-
Notifications
You must be signed in to change notification settings - Fork 1
Description
ADR: Use SHA-256 as the Canonical Content Identifier for Files
Status: Discussion
Date: 2026-01-21
Deciders: Platform Architecture / Data Integrity
Context: Git-LFS / content-addressed object storage
Context
The system requires a stable, content-addressed identifier for large binary objects.
This identifier must:
- Uniquely identify file content (by bytes, not by name or location)
- Be deterministic and reproducible across clients
- Be safe at planetary scale (billions–trillions of objects)
- Be compatible with existing Git and Git-LFS ecosystems
- Be computationally feasible for clients and servers
In practice, the system uses SHA-256 digests as object identifiers (OIDs), consistent with Git LFS pointer files and modern Git object formats.
Decision
We will use SHA-256 as the canonical identifier for file content.
The SHA-256 digest of a file’s bytes is treated as the file’s identity for:
- De-duplication
- Upload/download addressing
- Integrity verification
- Cross-system reference (e.g., object stores, registries, DRS IDs)
Rationale
1. What “unique” means in practice
No finite hash function can mathematically guarantee uniqueness for all possible files.

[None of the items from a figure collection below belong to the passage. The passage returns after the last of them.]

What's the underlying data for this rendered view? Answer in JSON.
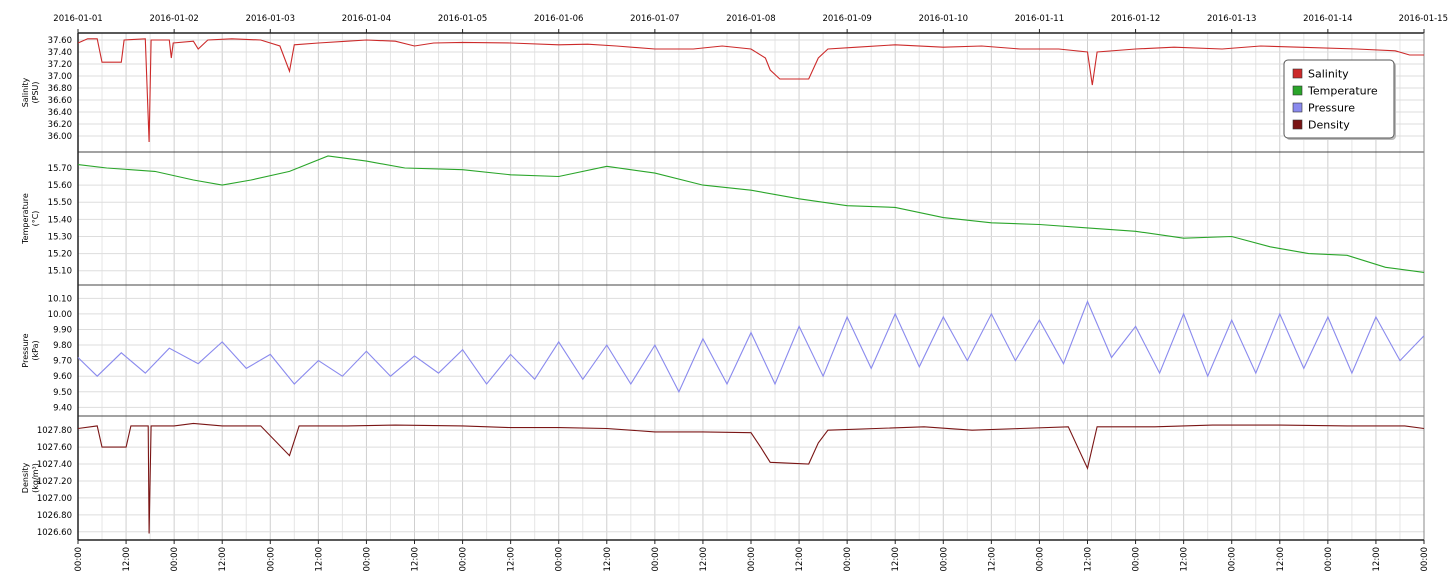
{
  "chart_data": {
    "type": "line",
    "x_type": "datetime",
    "x_range": [
      "2016-01-01 00:00",
      "2016-01-15 00:00"
    ],
    "top_axis_labels": [
      "2016-01-01",
      "2016-01-02",
      "2016-01-03",
      "2016-01-04",
      "2016-01-05",
      "2016-01-06",
      "2016-01-07",
      "2016-01-08",
      "2016-01-09",
      "2016-01-10",
      "2016-01-11",
      "2016-01-12",
      "2016-01-13",
      "2016-01-14",
      "2016-01-15"
    ],
    "bottom_axis_labels": [
      "00:00",
      "12:00",
      "00:00",
      "12:00",
      "00:00",
      "12:00",
      "00:00",
      "12:00",
      "00:00",
      "12:00",
      "00:00",
      "12:00",
      "00:00",
      "12:00",
      "00:00",
      "12:00",
      "00:00",
      "12:00",
      "00:00",
      "12:00",
      "00:00",
      "12:00",
      "00:00",
      "12:00",
      "00:00",
      "12:00",
      "00:00",
      "12:00",
      "00:00"
    ],
    "grid": true,
    "legend": {
      "position": "top-right",
      "entries": [
        {
          "name": "Salinity",
          "color": "#cc2a2a"
        },
        {
          "name": "Temperature",
          "color": "#2aa52a"
        },
        {
          "name": "Pressure",
          "color": "#8a8aee"
        },
        {
          "name": "Density",
          "color": "#7a1515"
        }
      ]
    },
    "panels": [
      {
        "name": "Salinity",
        "ylabel": [
          "Salinity",
          "(PSU)"
        ],
        "ylim": [
          35.8,
          37.65
        ],
        "yticks": [
          36.0,
          36.2,
          36.4,
          36.6,
          36.8,
          37.0,
          37.2,
          37.4,
          37.6
        ],
        "ytick_labels": [
          "36.00",
          "36.20",
          "36.40",
          "36.60",
          "36.80",
          "37.00",
          "37.20",
          "37.40",
          "37.60"
        ],
        "color": "#cc2a2a",
        "points": [
          [
            0,
            37.55
          ],
          [
            0.1,
            37.62
          ],
          [
            0.2,
            37.62
          ],
          [
            0.25,
            37.23
          ],
          [
            0.45,
            37.23
          ],
          [
            0.48,
            37.6
          ],
          [
            0.7,
            37.62
          ],
          [
            0.74,
            35.9
          ],
          [
            0.76,
            37.6
          ],
          [
            0.95,
            37.6
          ],
          [
            0.97,
            37.3
          ],
          [
            0.99,
            37.55
          ],
          [
            1.2,
            37.58
          ],
          [
            1.25,
            37.45
          ],
          [
            1.35,
            37.6
          ],
          [
            1.6,
            37.62
          ],
          [
            1.9,
            37.6
          ],
          [
            2.1,
            37.5
          ],
          [
            2.2,
            37.08
          ],
          [
            2.25,
            37.52
          ],
          [
            2.5,
            37.55
          ],
          [
            2.8,
            37.58
          ],
          [
            3.0,
            37.6
          ],
          [
            3.3,
            37.58
          ],
          [
            3.5,
            37.5
          ],
          [
            3.7,
            37.55
          ],
          [
            4.0,
            37.56
          ],
          [
            4.5,
            37.55
          ],
          [
            5.0,
            37.52
          ],
          [
            5.3,
            37.53
          ],
          [
            5.6,
            37.5
          ],
          [
            6.0,
            37.45
          ],
          [
            6.4,
            37.45
          ],
          [
            6.7,
            37.5
          ],
          [
            7.0,
            37.45
          ],
          [
            7.15,
            37.3
          ],
          [
            7.2,
            37.1
          ],
          [
            7.3,
            36.95
          ],
          [
            7.6,
            36.95
          ],
          [
            7.7,
            37.3
          ],
          [
            7.8,
            37.45
          ],
          [
            8.1,
            37.48
          ],
          [
            8.5,
            37.52
          ],
          [
            9.0,
            37.48
          ],
          [
            9.4,
            37.5
          ],
          [
            9.8,
            37.45
          ],
          [
            10.2,
            37.45
          ],
          [
            10.5,
            37.4
          ],
          [
            10.55,
            36.85
          ],
          [
            10.6,
            37.4
          ],
          [
            11.0,
            37.45
          ],
          [
            11.4,
            37.48
          ],
          [
            11.9,
            37.45
          ],
          [
            12.3,
            37.5
          ],
          [
            12.7,
            37.48
          ],
          [
            13.3,
            37.45
          ],
          [
            13.7,
            37.42
          ],
          [
            13.85,
            37.35
          ],
          [
            14.0,
            37.35
          ]
        ]
      },
      {
        "name": "Temperature",
        "ylabel": [
          "Temperature",
          "(°C)"
        ],
        "ylim": [
          15.04,
          15.77
        ],
        "yticks": [
          15.1,
          15.2,
          15.3,
          15.4,
          15.5,
          15.6,
          15.7
        ],
        "ytick_labels": [
          "15.10",
          "15.20",
          "15.30",
          "15.40",
          "15.50",
          "15.60",
          "15.70"
        ],
        "color": "#2aa52a",
        "points": [
          [
            0,
            15.72
          ],
          [
            0.3,
            15.7
          ],
          [
            0.8,
            15.68
          ],
          [
            1.2,
            15.63
          ],
          [
            1.5,
            15.6
          ],
          [
            1.8,
            15.63
          ],
          [
            2.2,
            15.68
          ],
          [
            2.6,
            15.77
          ],
          [
            3.0,
            15.74
          ],
          [
            3.4,
            15.7
          ],
          [
            4.0,
            15.69
          ],
          [
            4.5,
            15.66
          ],
          [
            5.0,
            15.65
          ],
          [
            5.5,
            15.71
          ],
          [
            6.0,
            15.67
          ],
          [
            6.5,
            15.6
          ],
          [
            7.0,
            15.57
          ],
          [
            7.5,
            15.52
          ],
          [
            8.0,
            15.48
          ],
          [
            8.5,
            15.47
          ],
          [
            9.0,
            15.41
          ],
          [
            9.5,
            15.38
          ],
          [
            10.0,
            15.37
          ],
          [
            10.5,
            15.35
          ],
          [
            11.0,
            15.33
          ],
          [
            11.5,
            15.29
          ],
          [
            12.0,
            15.3
          ],
          [
            12.4,
            15.24
          ],
          [
            12.8,
            15.2
          ],
          [
            13.2,
            15.19
          ],
          [
            13.6,
            15.12
          ],
          [
            14.0,
            15.09
          ]
        ]
      },
      {
        "name": "Pressure",
        "ylabel": [
          "Pressure",
          "(kPa)"
        ],
        "ylim": [
          9.37,
          10.16
        ],
        "yticks": [
          9.4,
          9.5,
          9.6,
          9.7,
          9.8,
          9.9,
          10.0,
          10.1
        ],
        "ytick_labels": [
          "9.40",
          "9.50",
          "9.60",
          "9.70",
          "9.80",
          "9.90",
          "10.00",
          "10.10"
        ],
        "color": "#8a8aee",
        "points": [
          [
            0,
            9.72
          ],
          [
            0.2,
            9.6
          ],
          [
            0.45,
            9.75
          ],
          [
            0.7,
            9.62
          ],
          [
            0.95,
            9.78
          ],
          [
            1.25,
            9.68
          ],
          [
            1.5,
            9.82
          ],
          [
            1.75,
            9.65
          ],
          [
            2.0,
            9.74
          ],
          [
            2.25,
            9.55
          ],
          [
            2.5,
            9.7
          ],
          [
            2.75,
            9.6
          ],
          [
            3.0,
            9.76
          ],
          [
            3.25,
            9.6
          ],
          [
            3.5,
            9.73
          ],
          [
            3.75,
            9.62
          ],
          [
            4.0,
            9.77
          ],
          [
            4.25,
            9.55
          ],
          [
            4.5,
            9.74
          ],
          [
            4.75,
            9.58
          ],
          [
            5.0,
            9.82
          ],
          [
            5.25,
            9.58
          ],
          [
            5.5,
            9.8
          ],
          [
            5.75,
            9.55
          ],
          [
            6.0,
            9.8
          ],
          [
            6.25,
            9.5
          ],
          [
            6.5,
            9.84
          ],
          [
            6.75,
            9.55
          ],
          [
            7.0,
            9.88
          ],
          [
            7.25,
            9.55
          ],
          [
            7.5,
            9.92
          ],
          [
            7.75,
            9.6
          ],
          [
            8.0,
            9.98
          ],
          [
            8.25,
            9.65
          ],
          [
            8.5,
            10.0
          ],
          [
            8.75,
            9.66
          ],
          [
            9.0,
            9.98
          ],
          [
            9.25,
            9.7
          ],
          [
            9.5,
            10.0
          ],
          [
            9.75,
            9.7
          ],
          [
            10.0,
            9.96
          ],
          [
            10.25,
            9.68
          ],
          [
            10.5,
            10.08
          ],
          [
            10.75,
            9.72
          ],
          [
            11.0,
            9.92
          ],
          [
            11.25,
            9.62
          ],
          [
            11.5,
            10.0
          ],
          [
            11.75,
            9.6
          ],
          [
            12.0,
            9.96
          ],
          [
            12.25,
            9.62
          ],
          [
            12.5,
            10.0
          ],
          [
            12.75,
            9.65
          ],
          [
            13.0,
            9.98
          ],
          [
            13.25,
            9.62
          ],
          [
            13.5,
            9.98
          ],
          [
            13.75,
            9.7
          ],
          [
            14.0,
            9.86
          ]
        ]
      },
      {
        "name": "Density",
        "ylabel": [
          "Density",
          "(kg/m³)"
        ],
        "ylim": [
          1026.55,
          1027.92
        ],
        "yticks": [
          1026.6,
          1026.8,
          1027.0,
          1027.2,
          1027.4,
          1027.6,
          1027.8
        ],
        "ytick_labels": [
          "1026.60",
          "1026.80",
          "1027.00",
          "1027.20",
          "1027.40",
          "1027.60",
          "1027.80"
        ],
        "color": "#7a1515",
        "points": [
          [
            0,
            1027.82
          ],
          [
            0.2,
            1027.85
          ],
          [
            0.25,
            1027.6
          ],
          [
            0.5,
            1027.6
          ],
          [
            0.55,
            1027.85
          ],
          [
            0.73,
            1027.85
          ],
          [
            0.74,
            1026.58
          ],
          [
            0.76,
            1027.85
          ],
          [
            1.0,
            1027.85
          ],
          [
            1.2,
            1027.88
          ],
          [
            1.5,
            1027.85
          ],
          [
            1.9,
            1027.85
          ],
          [
            2.2,
            1027.5
          ],
          [
            2.3,
            1027.85
          ],
          [
            2.8,
            1027.85
          ],
          [
            3.3,
            1027.86
          ],
          [
            4.0,
            1027.85
          ],
          [
            4.5,
            1027.83
          ],
          [
            5.0,
            1027.83
          ],
          [
            5.5,
            1027.82
          ],
          [
            6.0,
            1027.78
          ],
          [
            6.5,
            1027.78
          ],
          [
            7.0,
            1027.77
          ],
          [
            7.1,
            1027.6
          ],
          [
            7.2,
            1027.42
          ],
          [
            7.6,
            1027.4
          ],
          [
            7.7,
            1027.65
          ],
          [
            7.8,
            1027.8
          ],
          [
            8.3,
            1027.82
          ],
          [
            8.8,
            1027.84
          ],
          [
            9.3,
            1027.8
          ],
          [
            9.8,
            1027.82
          ],
          [
            10.3,
            1027.84
          ],
          [
            10.5,
            1027.35
          ],
          [
            10.6,
            1027.84
          ],
          [
            11.2,
            1027.84
          ],
          [
            11.8,
            1027.86
          ],
          [
            12.5,
            1027.86
          ],
          [
            13.2,
            1027.85
          ],
          [
            13.8,
            1027.85
          ],
          [
            14.0,
            1027.82
          ]
        ]
      }
    ]
  }
}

However, in engineering systems, “unique identifier” means:
The probability of two different files producing the same identifier is so small that it is irrelevant compared to other real-world failure modes.
SHA-256 satisfies this requirement.
2. Collision probability is astronomically small
SHA-256 produces a 256-bit digest, yielding (2^{256}) possible values.
Using the birthday bound, the probability of any accidental collision among (n) files is approximately:
[
p \approx \frac{n^2}{2^{257}}
]
Even at extreme scale:
- (n = 10^{12}) (one trillion files)
- (p \approx 4 \times 10^{-54})
This probability is many orders of magnitude smaller than risks from:
- Disk corruption
- RAM faults
- Network errors
- Software bugs
- Operator error
3. Intentional collisions are computationally infeasible
SHA-256 is designed to provide:
- Collision resistance: infeasible to find any two distinct inputs with the same hash
- Second-preimage resistance: infeasible to find a different file with the same hash as a known file
A generic collision attack requires approximately (2^{128}) work.
No practical cryptanalytic attacks are known that materially reduce this cost.
4. Alignment with Git and Git-LFS design
-
Git originally used SHA-1 and migrated to SHA-256 specifically due to long-term collision concerns.
-
Git’s SHA-256 transition documentation explicitly states that collision resistance and second-preimage resistance are the required properties for object identity.
-
Git-LFS pointer files encode object identity as:
oid sha256:<hex-digest>
By adopting SHA-256, this system remains fully compatible with Git-LFS tooling, hosting platforms, and ecosystem expectations.
5. Standards and cryptographic maturity
SHA-256 is standardized by NIST as part of the Secure Hash Standard (FIPS 180-4) and is widely deployed in:
- Version control systems
- Package registries
- Container image digests
- Software supply-chain security
- Integrity and authenticity systems
Its behavior and risk profile are well understood.
Consequences
Positive
- Negligible collision risk at any realistic scale
- Deterministic, content-addressed identity
- Native compatibility with Git-LFS and Git tooling
- Simple de-duplication and integrity verification
- Long-term cryptographic confidence
Trade-offs / Non-Goals
- Absolute mathematical uniqueness is not claimed (and is impossible for any finite hash)
- Hash computation cost exists but is negligible relative to I/O for large files
- Cryptographic agility (future hash migration) remains a separate concern
Operational Notes
-
SHA-256 is treated as the primary identifier, but systems may additionally store:
- File size
- Content type
- Backend-specific checksums (e.g., ETag, MD5)
-
Integrity checks during transfer and storage remain necessary; hash identity does not replace transport correctness.
Decision Summary (One-Line)
SHA-256 provides a practically unique, collision-resistant, and industry-standard content identifier suitable for Git-LFS-scale file systems.